El regreso a clases en Aguascalientes pesa en los bolsillos y refleja la incertidumbre del futuro que heredamos a las juventudes.

Este 1 de septiembre marca, una vez más, el regreso a clases en Aguascalientes. Para miles de familias, este ritual anual no solo significa la foto de los hijos con uniforme nuevo y mochila al hombro, sino también un fuerte desembolso económico que cada vez pesa más en los bolsillos. Útiles, zapatos, libros, cuotas “voluntarias” y transporte se convirtieron en una prueba de resistencia para padres que hacen malabares entre la inflación, los bajos salarios y una economía que no termina de estabilizarse.

Cada inicio de ciclo escolar nos recuerda que la educación en México sigue siendo un lujo disfrazado de derecho. La factura de este arranque no es menor: hablamos de familias que gastaron desde algunos miles hasta cifras que fácilmente rebasan un salario mensual promedio, con la esperanza de que valga la pena. Que valga la pena que sus hijos, al menos, dejen por unas horas el celular y las pantallas para reencontrarse con un aula que, con suerte, los motive a descubrir quiénes quieren ser.

La pregunta de fondo, sin embargo, va más allá de los pesos y centavos. Cada septiembre nos repetimos el mismo deseo: que esta generación encuentre en la escuela no solo conocimientos básicos, sino un propósito, una vocación que los saque adelante en un país que parece darles cada vez menos certezas. Padres y madres confían en que sus hijos no solo aprendan matemáticas o historia, sino que desarrollen la fuerza para sobrevivir a la incertidumbre que les estamos heredando.

Porque seamos claros: la angustia no se limita al gasto inmediato. Lo que más preocupa es el futuro. ¿Qué les quedará de país a estas juventudes cuando les toque tomar las riendas? ¿Qué horizontes podrán construir si lo que hoy vemos son instituciones debilitadas, inseguridad creciente y un sistema educativo que no termina de responder a las exigencias de un mundo cambiante?

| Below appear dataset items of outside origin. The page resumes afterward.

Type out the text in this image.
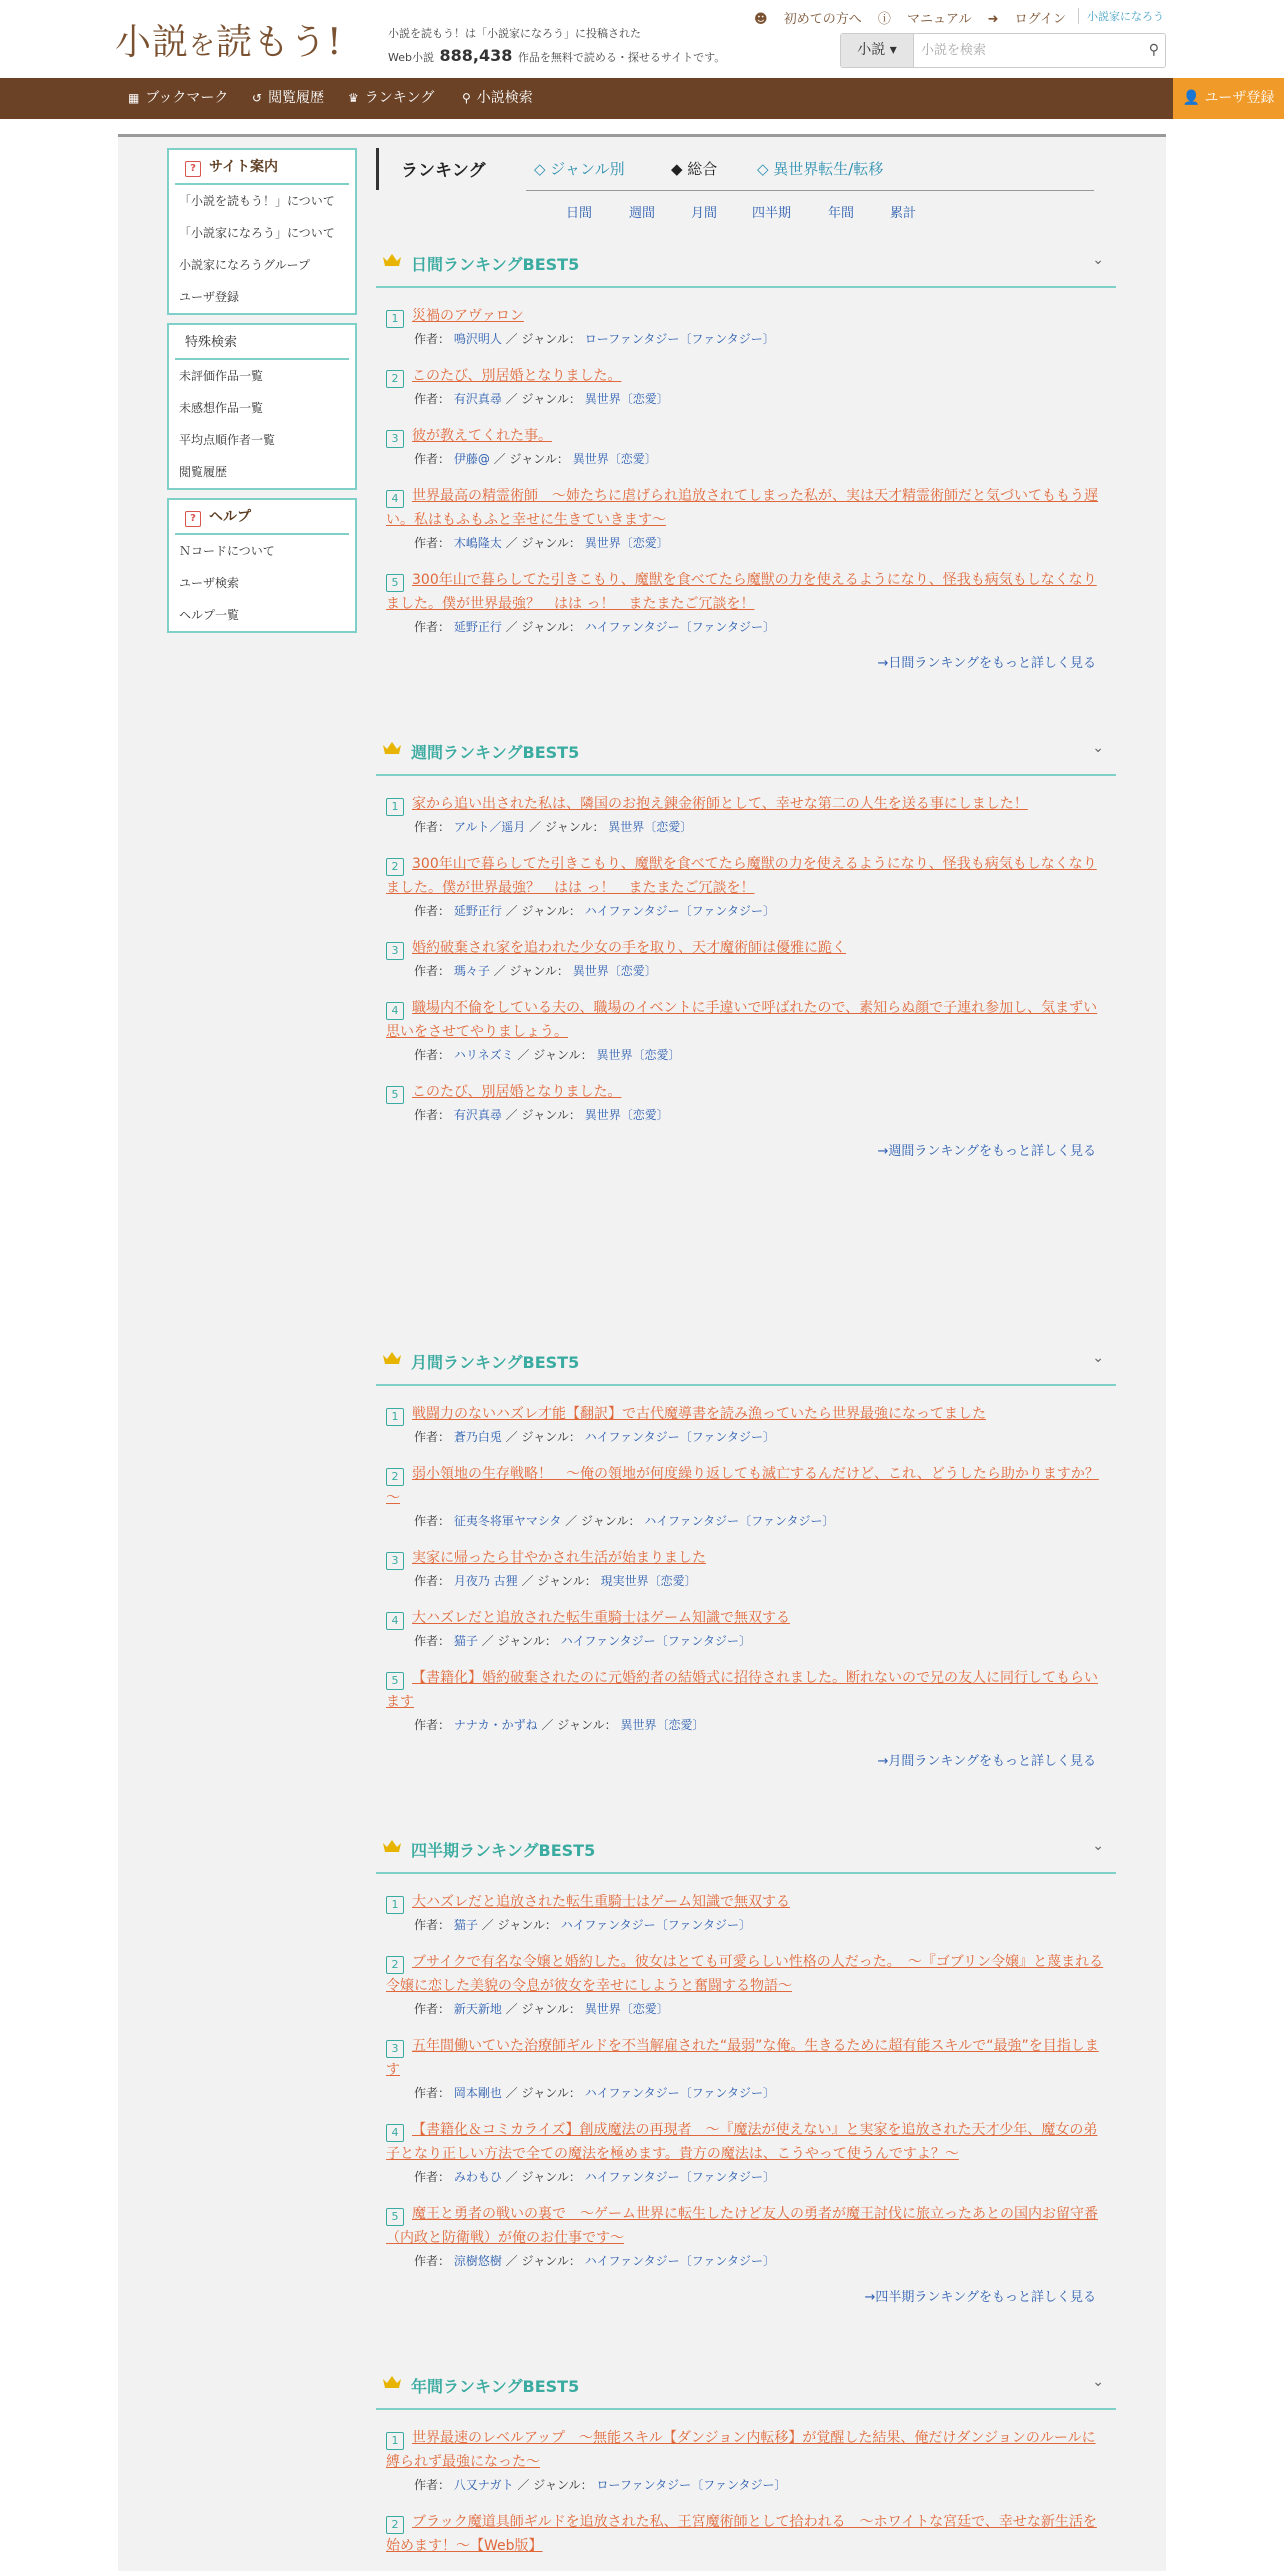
小説を読もう!	小説を読もう！は「小説家になろう」に投稿された
Web小説 888,438 作品を無料で読める・探せるサイトです。
☻ 初めての方へ ⓘ マニュアル ➜ ログイン	小説家になろう
小説 ▾	小説を検索	⚲
▦ ブックマーク ↺ 閲覧履歴 ♛ ランキング ⚲ 小説検索	👤 ユーザ登録
? サイト案内
「小説を読もう！」について
「小説家になろう」について
小説家になろうグループ
ユーザ登録
特殊検索
未評価作品一覧
未感想作品一覧
平均点順作者一覧
閲覧履歴
? ヘルプ
Ｎコードについて
ユーザ検索
ヘルプ一覧
ランキング	◇ ジャンル別	◆ 総合	◇ 異世界転生/転移
日間	週間	月間	四半期	年間	累計
日間ランキングBEST5	⌄
1 災禍のアヴァロン
作者： 鳴沢明人 ／ ジャンル： ローファンタジー〔ファンタジー〕
2 このたび、別居婚となりました。
作者： 有沢真尋 ／ ジャンル： 異世界〔恋愛〕
3 彼が教えてくれた事。
作者： 伊藤@ ／ ジャンル： 異世界〔恋愛〕
4 世界最高の精霊術師　～姉たちに虐げられ追放されてしまった私が、実は天才精霊術師だと気づいてももう遅い。私はもふもふと幸せに生きていきます～
作者： 木嶋隆太 ／ ジャンル： 異世界〔恋愛〕
5 300年山で暮らしてた引きこもり、魔獣を食べてたら魔獣の力を使えるようになり、怪我も病気もしなくなりました。僕が世界最強？　はは っ！　またまたご冗談を！
作者： 延野正行 ／ ジャンル： ハイファンタジー〔ファンタジー〕
→日間ランキングをもっと詳しく見る
週間ランキングBEST5	⌄
1 家から追い出された私は、隣国のお抱え錬金術師として、幸せな第二の人生を送る事にしました！
作者： アルト／遥月 ／ ジャンル： 異世界〔恋愛〕
2 300年山で暮らしてた引きこもり、魔獣を食べてたら魔獣の力を使えるようになり、怪我も病気もしなくなりました。僕が世界最強？　はは っ！　またまたご冗談を！
作者： 延野正行 ／ ジャンル： ハイファンタジー〔ファンタジー〕
3 婚約破棄され家を追われた少女の手を取り、天才魔術師は優雅に跪く
作者： 瑪々子 ／ ジャンル： 異世界〔恋愛〕
4 職場内不倫をしている夫の、職場のイベントに手違いで呼ばれたので、素知らぬ顔で子連れ参加し、気まずい思いをさせてやりましょう。
作者： ハリネズミ ／ ジャンル： 異世界〔恋愛〕
5 このたび、別居婚となりました。
作者： 有沢真尋 ／ ジャンル： 異世界〔恋愛〕
→週間ランキングをもっと詳しく見る
月間ランキングBEST5	⌄
1 戦闘力のないハズレ才能【翻訳】で古代魔導書を読み漁っていたら世界最強になってました
作者： 蒼乃白兎 ／ ジャンル： ハイファンタジー〔ファンタジー〕
2 弱小領地の生存戦略！　～俺の領地が何度繰り返しても滅亡するんだけど、これ、どうしたら助かりますか？～
作者： 征夷冬将軍ヤマシタ ／ ジャンル： ハイファンタジー〔ファンタジー〕
3 実家に帰ったら甘やかされ生活が始まりました
作者： 月夜乃 古狸 ／ ジャンル： 現実世界〔恋愛〕
4 大ハズレだと追放された転生重騎士はゲーム知識で無双する
作者： 猫子 ／ ジャンル： ハイファンタジー〔ファンタジー〕
5 【書籍化】婚約破棄されたのに元婚約者の結婚式に招待されました。断れないので兄の友人に同行してもらいます
作者： ナナカ・かずね ／ ジャンル： 異世界〔恋愛〕
→月間ランキングをもっと詳しく見る
四半期ランキングBEST5	⌄
1 大ハズレだと追放された転生重騎士はゲーム知識で無双する
作者： 猫子 ／ ジャンル： ハイファンタジー〔ファンタジー〕
2 ブサイクで有名な令嬢と婚約した。彼女はとても可愛らしい性格の人だった。　～『ゴブリン令嬢』と蔑まれる令嬢に恋した美貌の令息が彼女を幸せにしようと奮闘する物語～
作者： 新天新地 ／ ジャンル： 異世界〔恋愛〕
3 五年間働いていた治療師ギルドを不当解雇された“最弱”な俺。生きるために超有能スキルで“最強”を目指します
作者： 岡本剛也 ／ ジャンル： ハイファンタジー〔ファンタジー〕
4 【書籍化＆コミカライズ】創成魔法の再現者　～『魔法が使えない』と実家を追放された天才少年、魔女の弟子となり正しい方法で全ての魔法を極めます。貴方の魔法は、こうやって使うんですよ？～
作者： みわもひ ／ ジャンル： ハイファンタジー〔ファンタジー〕
5 魔王と勇者の戦いの裏で　～ゲーム世界に転生したけど友人の勇者が魔王討伐に旅立ったあとの国内お留守番（内政と防衛戦）が俺のお仕事です～
作者： 涼樹悠樹 ／ ジャンル： ハイファンタジー〔ファンタジー〕
→四半期ランキングをもっと詳しく見る
年間ランキングBEST5	⌄
1 世界最速のレベルアップ　～無能スキル【ダンジョン内転移】が覚醒した結果、俺だけダンジョンのルールに縛られず最強になった～
作者： 八又ナガト ／ ジャンル： ローファンタジー〔ファンタジー〕
2 ブラック魔道具師ギルドを追放された私、王宮魔術師として拾われる　～ホワイトな宮廷で、幸せな新生活を始めます！～【Web版】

El regreso a clases en Aguascalientes debería ser motivo de esperanza colectiva. Y lo es, en parte, porque aún hay un ejército de padres que hacen todo lo posible por mandar a sus hijos bien equipados, aunque signifique endeudarse o sacrificar otras necesidades. Pero también es un espejo de la fragilidad de nuestro presente: familias al límite que confían en que la escuela sea más que un trámite, que sea la chispa que encienda en estas nuevas generaciones el valor de resistir, de crear y de imaginar un país distinto.

Mientras tanto, cada septiembre seguimos cargando mochilas: los niños con las suyas, y los adultos con el peso de una pregunta que nunca se va: ¿estamos realmente dándoles las herramientas para construir un futuro mejor, o solo llenamos cuadernos con la esperanza de que, de lo que quede de este país, ellos logren rescatar algo?